Key Experimental Results¶
Main Results¶
Task Addition (8 tasks, ViT-L-14):
| Method | Absolute Acc. | Normalized Acc. | Gain |
|---|---|---|---|
| Non-lin. FT | 84.07% | 89.19% | — |
| Non-lin. FT + OrthoReg | 88.23% | 100.08% | +4.16 |
| TTA | 86.19% | 93.14% | — |
| TTA + OrthoReg | 87.52% | 96.44% | +1.33 |
| ATT-FT | 87.81% | 93.59% | — |
| ATT-FT + OrthoReg | 90.41% | 100.05% | +2.60 |
Task Negation (forgetting the target task, ViT-L-14):
| Method | Target Acc.↓ | Control Acc.↑ | Forgetting Gain |
|---|---|---|---|
| ATT-FT | 24.85% | 76.42% | — |
| ATT-FT + OrthoReg | 14.67% | 75.40% | −10.18 |
Ablation Study¶
| Configuration | Absolute Acc. | Notes |
|---|---|---|
| ATT-FT + OrthoReg (ViT-L-14) | 90.41% | Full method |
| ATT-FT (no regularization) | 87.81% | −2.6% without OrthoReg |
| LoRA-ATT + OrthoReg | 89.16% | Effective with PEFT as well |
| LoRA-ATT (no regularization) | 87.02% | −2.14% without OrthoReg |
Key Findings¶
- Normalized accuracy exceeding 100%: Non-lin. FT + OrthoReg achieves 100.08% on ViT-L-14, meaning the merged multi-task model matches or surpasses 8 independently fine-tuned models, realizing near-ideal weight disentanglement.
- Cosine similarity between task vectors substantially reduced: OrthoReg drives the cosine similarity between different task vectors close to 0, directly validating the theoretically predicted "angular control" mechanism.

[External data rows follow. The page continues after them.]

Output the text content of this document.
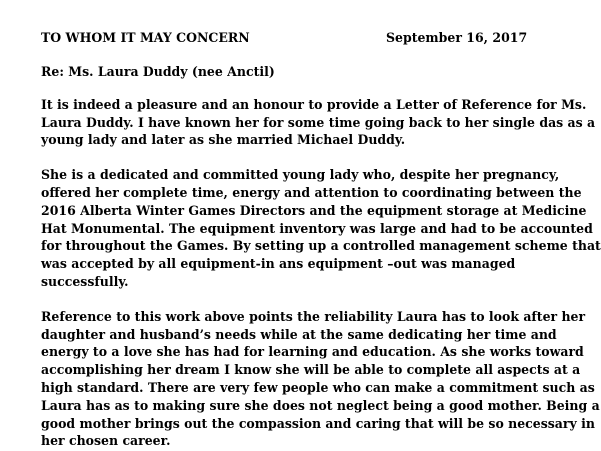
TO WHOM IT MAY CONCERN	September 16, 2017
Re: Ms. Laura Duddy (nee Anctil)
It is indeed a pleasure and an honour to provide a Letter of Reference for Ms.
Laura Duddy. I have known her for some time going back to her single das as a
young lady and later as she married Michael Duddy.
She is a dedicated and committed young lady who, despite her pregnancy,
offered her complete time, energy and attention to coordinating between the
2016 Alberta Winter Games Directors and the equipment storage at Medicine
Hat Monumental. The equipment inventory was large and had to be accounted
for throughout the Games. By setting up a controlled management scheme that
was accepted by all equipment-in ans equipment –out was managed
successfully.
Reference to this work above points the reliability Laura has to look after her
daughter and husband’s needs while at the same dedicating her time and
energy to a love she has had for learning and education. As she works toward
accomplishing her dream I know she will be able to complete all aspects at a
high standard. There are very few people who can make a commitment such as
Laura has as to making sure she does not neglect being a good mother. Being a
good mother brings out the compassion and caring that will be so necessary in
her chosen career.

- Robustness to hyperparameters: Performance improves steadily as \(\lambda\) increases, and the method consistently outperforms baselines across a wide range of \(\alpha\) values.
Highlights & Insights¶
- The causal chain TFS → WVO → WD is particularly elegant: identifying Task Feature Specialization as the common cause connecting functional and geometric properties provides a paradigm for bridging abstract principles to actionable constraints. This reasoning strategy — "if the direct cause cannot be enforced, enforce its consequence" — is broadly transferable.
- Normalized accuracy exceeding 100% is the most striking result: it demonstrates that orthogonal constraints not only reduce inter-task interference but enable the merged model to surpass individual models, suggesting that the regularization effect yields additional benefits.

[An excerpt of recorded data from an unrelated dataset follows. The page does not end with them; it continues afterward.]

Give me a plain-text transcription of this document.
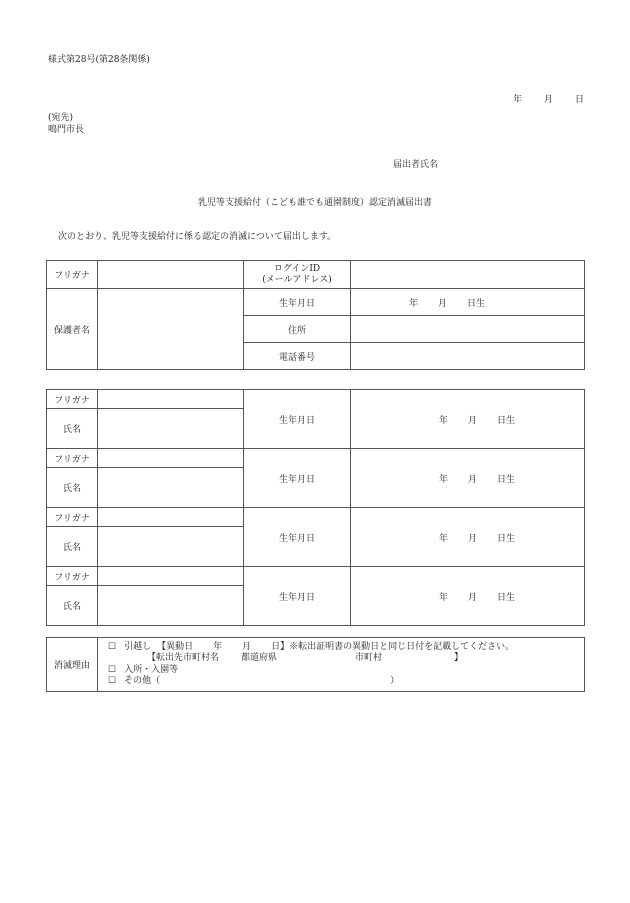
様式第28号(第28条関係)
年 月 日
(宛先)
鳴門市長
届出者氏名
乳児等支援給付（こども誰でも通園制度）認定消滅届出書
次のとおり、乳児等支援給付に係る認定の消滅について届出します。
フリガナ		ログインID
(メールアドレス)	

保護者名		生年月日	年 月 日生
		住所	
		電話番号	
フリガナ		生年月日	年 月 日生
氏名			
フリガナ		生年月日	年 月 日生
氏名			
フリガナ		生年月日	年 月 日生
氏名			
フリガナ		生年月日	年 月 日生
氏名			
消滅理由	
☐ 引越し 【異動日 年 月 日】※転出証明書の異動日と同じ日付を記載してください。
【転出先市町村名 都道府県	市町村	】
☐ 入所・入園等
☐ その他（	）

- The simplicity of OrthoReg is commendable: a single regularization term \(\|(\Delta W)^\top \Delta W - I\|_F^2\) requires no architectural modifications or changes to the inference pipeline and can be directly integrated into any fine-tuning pipeline.
Limitations & Future Work¶
- The theoretical analysis relies on the NTK linearization assumption; applicability to deep nonlinear networks warrants further investigation.

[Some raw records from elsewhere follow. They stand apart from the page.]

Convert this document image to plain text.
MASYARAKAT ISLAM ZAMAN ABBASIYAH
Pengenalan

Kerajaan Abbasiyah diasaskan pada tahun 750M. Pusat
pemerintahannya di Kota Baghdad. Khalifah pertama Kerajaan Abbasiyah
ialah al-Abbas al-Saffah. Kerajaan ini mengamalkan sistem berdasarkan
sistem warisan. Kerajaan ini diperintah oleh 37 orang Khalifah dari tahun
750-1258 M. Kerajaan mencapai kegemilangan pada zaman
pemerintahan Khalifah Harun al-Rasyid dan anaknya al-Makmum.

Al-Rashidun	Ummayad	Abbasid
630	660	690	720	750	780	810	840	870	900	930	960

- Experiments are conducted solely on CLIP-based ViTs; validation on other pre-training paradigms (e.g., MAE, DINOv2) is absent.
- Only 8 classification tasks are considered; performance on a larger number of tasks (e.g., 20+) or heterogeneous task types (detection, segmentation) remains unverified.
- Orthogonality constraints may be overly restrictive when the number of columns \(d\) greatly exceeds the number of rows \(m\), potentially limiting model expressiveness.
- Future work could explore adaptive orthogonal constraints that adjust constraint strength according to task similarity.
Related Work & Insights¶
- vs. TTA (Tangent Task Arithmetic): TTA implicitly achieves task vector orthogonality via tangent-space linearization, but incurs substantial computational overhead (2–3× training time). OrthoReg explicitly enforces orthogonality and is more efficient; the two methods arrive at the same destination by different routes.
- vs. TIES-Merging / DARE: These are during-merging methods that reduce interference through pruning or sign voting. OrthoReg is a pre-merging method that generates high-quality task vectors at the source; the two approaches are complementary.
Rating¶
- Novelty: ⭐⭐⭐⭐⭐ The theoretical chain TFS → orthogonality → disentanglement is novel and complete; OrthoReg is elegantly designed.
- Experimental Thoroughness: ⭐⭐⭐⭐ Comprehensive comparisons across three model scales and multiple baselines, though task types are limited.
- Writing Quality: ⭐⭐⭐⭐⭐ The derivation logic from theory to method to experiments is clear and coherent throughout.
- Value: ⭐⭐⭐⭐⭐ Provides a deep theoretical foundation for task arithmetic; OrthoReg offers strong practical utility as a plug-and-play regularizer.